Travel Tips

In my second week in Mexico City I had tightness in my stomach.  This often happens to me when I travel.  The new water and diet means new microbes which have not yet made friends with my digestive system.  I usually don’t do anything, but this time I remembered what I used to do when traveling along the rivers of the Congo basin rainforest.  The water we drank was not as pure as you could hope for.  I used to chew 2 Pepto Bismol tablets a day.  It slows the growth of harmful microbes.  It helped me in the Congo and it worked for me in Mexico City.

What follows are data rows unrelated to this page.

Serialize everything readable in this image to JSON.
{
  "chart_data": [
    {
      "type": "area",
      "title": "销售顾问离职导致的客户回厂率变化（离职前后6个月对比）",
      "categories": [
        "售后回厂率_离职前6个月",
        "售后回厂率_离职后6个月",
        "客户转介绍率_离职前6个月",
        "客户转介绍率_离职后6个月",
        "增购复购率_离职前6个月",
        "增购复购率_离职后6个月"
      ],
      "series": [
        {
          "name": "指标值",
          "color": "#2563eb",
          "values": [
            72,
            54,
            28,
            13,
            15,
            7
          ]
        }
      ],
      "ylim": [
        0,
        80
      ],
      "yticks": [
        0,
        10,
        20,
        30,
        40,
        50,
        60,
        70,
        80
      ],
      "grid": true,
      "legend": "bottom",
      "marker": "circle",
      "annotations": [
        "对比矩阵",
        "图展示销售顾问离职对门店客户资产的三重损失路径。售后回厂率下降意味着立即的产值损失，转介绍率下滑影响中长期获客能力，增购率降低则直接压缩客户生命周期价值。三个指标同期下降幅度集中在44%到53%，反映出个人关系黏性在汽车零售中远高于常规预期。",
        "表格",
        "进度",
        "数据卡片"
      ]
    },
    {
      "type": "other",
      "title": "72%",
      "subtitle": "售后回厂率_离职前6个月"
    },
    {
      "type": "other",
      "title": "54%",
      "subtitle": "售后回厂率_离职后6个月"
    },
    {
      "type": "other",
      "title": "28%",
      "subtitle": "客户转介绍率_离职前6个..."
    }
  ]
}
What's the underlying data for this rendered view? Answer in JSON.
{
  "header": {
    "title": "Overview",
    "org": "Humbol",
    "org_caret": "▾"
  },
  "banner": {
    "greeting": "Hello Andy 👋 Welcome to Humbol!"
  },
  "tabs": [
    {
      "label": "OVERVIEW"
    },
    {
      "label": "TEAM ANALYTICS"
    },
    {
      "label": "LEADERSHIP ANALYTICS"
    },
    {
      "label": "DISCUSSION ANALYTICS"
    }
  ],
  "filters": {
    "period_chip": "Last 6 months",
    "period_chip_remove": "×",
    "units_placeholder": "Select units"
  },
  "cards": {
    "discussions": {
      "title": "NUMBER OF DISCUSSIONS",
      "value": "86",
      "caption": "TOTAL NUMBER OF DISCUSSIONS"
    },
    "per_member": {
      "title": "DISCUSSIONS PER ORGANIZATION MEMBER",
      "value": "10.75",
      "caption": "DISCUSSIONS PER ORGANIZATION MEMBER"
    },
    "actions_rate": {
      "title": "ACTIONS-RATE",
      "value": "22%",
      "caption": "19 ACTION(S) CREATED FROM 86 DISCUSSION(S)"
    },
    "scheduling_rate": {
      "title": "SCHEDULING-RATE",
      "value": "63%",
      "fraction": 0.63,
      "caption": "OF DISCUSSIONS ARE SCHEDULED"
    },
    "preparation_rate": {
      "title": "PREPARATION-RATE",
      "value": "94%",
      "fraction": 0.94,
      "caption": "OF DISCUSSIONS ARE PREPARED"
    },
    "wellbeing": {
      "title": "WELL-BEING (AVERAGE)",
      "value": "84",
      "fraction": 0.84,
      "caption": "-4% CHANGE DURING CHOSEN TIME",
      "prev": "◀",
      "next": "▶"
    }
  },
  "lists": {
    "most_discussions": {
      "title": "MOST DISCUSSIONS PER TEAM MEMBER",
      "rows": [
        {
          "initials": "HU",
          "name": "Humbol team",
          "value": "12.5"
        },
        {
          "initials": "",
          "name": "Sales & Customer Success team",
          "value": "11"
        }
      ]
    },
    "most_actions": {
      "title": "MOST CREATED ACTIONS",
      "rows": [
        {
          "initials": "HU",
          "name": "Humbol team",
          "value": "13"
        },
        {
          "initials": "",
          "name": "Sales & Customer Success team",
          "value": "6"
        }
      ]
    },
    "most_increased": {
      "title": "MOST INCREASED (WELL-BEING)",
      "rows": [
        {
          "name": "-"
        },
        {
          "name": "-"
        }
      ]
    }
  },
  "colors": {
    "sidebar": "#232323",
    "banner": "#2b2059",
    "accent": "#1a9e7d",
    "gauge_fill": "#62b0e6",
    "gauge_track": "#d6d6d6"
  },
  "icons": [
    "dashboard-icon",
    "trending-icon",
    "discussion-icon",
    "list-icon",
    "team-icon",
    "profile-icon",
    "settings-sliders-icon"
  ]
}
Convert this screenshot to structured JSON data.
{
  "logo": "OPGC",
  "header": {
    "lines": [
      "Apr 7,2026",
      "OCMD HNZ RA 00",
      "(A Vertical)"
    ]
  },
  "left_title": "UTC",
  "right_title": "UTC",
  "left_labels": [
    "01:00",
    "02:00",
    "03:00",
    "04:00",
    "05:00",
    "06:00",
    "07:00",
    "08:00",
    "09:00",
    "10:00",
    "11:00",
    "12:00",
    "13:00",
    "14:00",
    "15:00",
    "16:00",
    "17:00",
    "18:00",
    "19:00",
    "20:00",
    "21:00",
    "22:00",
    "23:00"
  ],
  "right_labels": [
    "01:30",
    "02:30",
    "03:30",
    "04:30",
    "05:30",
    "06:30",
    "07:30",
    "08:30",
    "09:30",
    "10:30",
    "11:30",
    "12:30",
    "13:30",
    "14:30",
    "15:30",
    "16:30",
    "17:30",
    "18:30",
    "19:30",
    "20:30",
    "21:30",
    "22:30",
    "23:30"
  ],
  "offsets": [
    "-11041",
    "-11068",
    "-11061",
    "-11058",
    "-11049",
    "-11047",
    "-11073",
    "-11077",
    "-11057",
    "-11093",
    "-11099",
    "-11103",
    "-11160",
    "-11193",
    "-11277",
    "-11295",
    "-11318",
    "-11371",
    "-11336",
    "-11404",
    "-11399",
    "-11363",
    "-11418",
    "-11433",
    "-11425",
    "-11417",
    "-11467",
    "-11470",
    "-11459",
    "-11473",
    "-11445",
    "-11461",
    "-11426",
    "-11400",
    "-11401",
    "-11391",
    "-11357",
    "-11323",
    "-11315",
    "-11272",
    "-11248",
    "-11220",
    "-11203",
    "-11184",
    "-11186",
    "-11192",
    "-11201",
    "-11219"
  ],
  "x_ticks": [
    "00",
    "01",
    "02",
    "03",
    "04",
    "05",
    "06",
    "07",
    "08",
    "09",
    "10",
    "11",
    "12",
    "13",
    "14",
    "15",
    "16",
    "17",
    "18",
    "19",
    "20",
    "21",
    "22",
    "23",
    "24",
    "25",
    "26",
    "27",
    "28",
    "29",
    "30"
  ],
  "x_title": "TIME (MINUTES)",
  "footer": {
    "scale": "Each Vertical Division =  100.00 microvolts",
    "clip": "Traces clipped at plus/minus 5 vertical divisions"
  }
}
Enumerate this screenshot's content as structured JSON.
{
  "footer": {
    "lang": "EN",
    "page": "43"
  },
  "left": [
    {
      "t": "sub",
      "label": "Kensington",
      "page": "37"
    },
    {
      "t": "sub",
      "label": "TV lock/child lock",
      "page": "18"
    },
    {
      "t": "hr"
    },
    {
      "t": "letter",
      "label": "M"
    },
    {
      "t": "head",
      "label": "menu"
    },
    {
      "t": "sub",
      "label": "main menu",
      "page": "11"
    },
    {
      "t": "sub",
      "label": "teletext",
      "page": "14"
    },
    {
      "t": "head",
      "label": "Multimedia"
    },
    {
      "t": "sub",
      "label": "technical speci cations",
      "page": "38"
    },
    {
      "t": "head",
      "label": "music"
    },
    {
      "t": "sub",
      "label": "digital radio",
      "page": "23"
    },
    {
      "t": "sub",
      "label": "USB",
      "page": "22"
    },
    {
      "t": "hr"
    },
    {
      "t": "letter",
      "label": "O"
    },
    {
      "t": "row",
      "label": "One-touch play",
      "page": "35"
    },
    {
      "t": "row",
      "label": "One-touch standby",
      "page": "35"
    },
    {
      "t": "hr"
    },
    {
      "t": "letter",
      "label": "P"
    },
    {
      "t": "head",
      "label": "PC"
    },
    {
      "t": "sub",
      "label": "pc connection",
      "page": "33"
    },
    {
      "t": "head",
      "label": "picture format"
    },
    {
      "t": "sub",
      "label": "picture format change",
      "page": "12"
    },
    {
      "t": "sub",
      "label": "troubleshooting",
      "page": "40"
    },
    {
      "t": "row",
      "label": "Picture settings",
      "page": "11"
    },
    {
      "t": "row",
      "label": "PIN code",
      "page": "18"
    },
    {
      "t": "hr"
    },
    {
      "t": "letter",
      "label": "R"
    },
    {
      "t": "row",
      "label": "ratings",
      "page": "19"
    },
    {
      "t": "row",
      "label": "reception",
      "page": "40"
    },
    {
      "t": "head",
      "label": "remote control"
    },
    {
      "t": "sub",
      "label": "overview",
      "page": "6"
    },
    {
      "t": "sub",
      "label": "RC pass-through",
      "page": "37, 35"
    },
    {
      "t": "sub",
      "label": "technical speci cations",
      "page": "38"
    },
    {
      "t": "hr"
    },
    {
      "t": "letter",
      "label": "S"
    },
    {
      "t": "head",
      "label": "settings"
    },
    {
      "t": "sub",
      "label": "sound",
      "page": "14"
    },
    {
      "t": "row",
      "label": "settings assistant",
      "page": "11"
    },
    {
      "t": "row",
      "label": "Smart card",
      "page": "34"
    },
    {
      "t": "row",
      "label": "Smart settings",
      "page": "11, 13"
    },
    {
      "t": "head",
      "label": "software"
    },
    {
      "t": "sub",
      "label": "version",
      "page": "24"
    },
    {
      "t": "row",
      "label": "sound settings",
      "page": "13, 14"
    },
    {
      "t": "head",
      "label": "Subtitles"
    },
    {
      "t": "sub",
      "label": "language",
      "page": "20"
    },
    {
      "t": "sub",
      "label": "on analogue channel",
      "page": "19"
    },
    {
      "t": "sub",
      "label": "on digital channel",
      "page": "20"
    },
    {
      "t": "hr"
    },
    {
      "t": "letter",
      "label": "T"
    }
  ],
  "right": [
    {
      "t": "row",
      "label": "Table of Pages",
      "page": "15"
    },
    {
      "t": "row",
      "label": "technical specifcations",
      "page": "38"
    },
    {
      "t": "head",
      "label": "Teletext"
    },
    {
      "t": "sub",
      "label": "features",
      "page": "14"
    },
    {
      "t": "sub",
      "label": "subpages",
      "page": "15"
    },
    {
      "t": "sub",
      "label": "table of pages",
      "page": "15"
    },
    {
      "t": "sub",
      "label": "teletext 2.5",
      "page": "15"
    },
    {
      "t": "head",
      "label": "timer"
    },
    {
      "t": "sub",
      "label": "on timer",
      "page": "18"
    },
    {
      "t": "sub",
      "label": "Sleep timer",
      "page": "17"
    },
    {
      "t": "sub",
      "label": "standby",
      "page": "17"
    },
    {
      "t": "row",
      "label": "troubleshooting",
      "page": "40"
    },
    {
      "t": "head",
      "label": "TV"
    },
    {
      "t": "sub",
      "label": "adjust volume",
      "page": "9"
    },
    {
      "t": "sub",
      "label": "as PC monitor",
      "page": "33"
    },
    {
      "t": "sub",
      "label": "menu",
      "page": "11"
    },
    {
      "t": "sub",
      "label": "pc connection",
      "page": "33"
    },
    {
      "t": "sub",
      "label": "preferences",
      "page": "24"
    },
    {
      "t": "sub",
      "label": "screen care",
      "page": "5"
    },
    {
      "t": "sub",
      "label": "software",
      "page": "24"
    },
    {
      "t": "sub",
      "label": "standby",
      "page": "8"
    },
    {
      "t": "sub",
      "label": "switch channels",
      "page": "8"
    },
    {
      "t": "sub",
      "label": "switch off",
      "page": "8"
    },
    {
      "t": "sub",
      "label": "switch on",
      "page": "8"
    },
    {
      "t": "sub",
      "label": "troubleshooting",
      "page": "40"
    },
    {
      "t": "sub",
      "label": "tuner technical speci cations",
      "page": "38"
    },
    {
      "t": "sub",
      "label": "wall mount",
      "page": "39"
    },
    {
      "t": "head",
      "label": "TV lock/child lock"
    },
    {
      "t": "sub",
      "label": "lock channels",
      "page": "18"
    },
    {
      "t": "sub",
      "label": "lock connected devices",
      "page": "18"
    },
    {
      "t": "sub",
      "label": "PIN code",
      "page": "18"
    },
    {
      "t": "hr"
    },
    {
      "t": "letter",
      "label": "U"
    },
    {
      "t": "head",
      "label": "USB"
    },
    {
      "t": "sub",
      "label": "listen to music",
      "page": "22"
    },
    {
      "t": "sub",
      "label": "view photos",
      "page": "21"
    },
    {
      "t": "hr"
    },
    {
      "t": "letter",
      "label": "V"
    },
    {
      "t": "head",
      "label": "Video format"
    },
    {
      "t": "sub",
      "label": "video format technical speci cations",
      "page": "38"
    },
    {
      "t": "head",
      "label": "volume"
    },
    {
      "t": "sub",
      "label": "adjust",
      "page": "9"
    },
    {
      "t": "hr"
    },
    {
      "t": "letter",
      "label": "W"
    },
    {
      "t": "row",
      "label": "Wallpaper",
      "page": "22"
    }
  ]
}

I have been using a collapsible coffee cone for a couple of years now.  Where I lived in India you could buy instant coffee, but the ground coffee supply was limited and there were no pour over coffee filters in the stores.  On my first visit I found some coffee, but only had enough filters to use 1 every 3 days.  I had to dry and reuse them.  Believe me, I remembered the coffee filters the next time.  I recommend the collapsible pour over coffee brew cone pictured. 

There are crossing lights in some of the places I have been in Mexico City.  I never saw one in India.  It was intimidating crossing the road.  Whenever possible I looked for where other people were crossing the road and stuck with them.  You would think that a motorist would be less likely to mow down three people than one.  The other day here in Mexico City I followed a man across 4 lanes when the crossing light was red.  We hit it wrong and a wave of cars and trucks came at us.   After we sprinted to the other side we had a bonding moment.  As Winston Churchill once said, “There is nothing more exhilarating than getting shot at and missed.”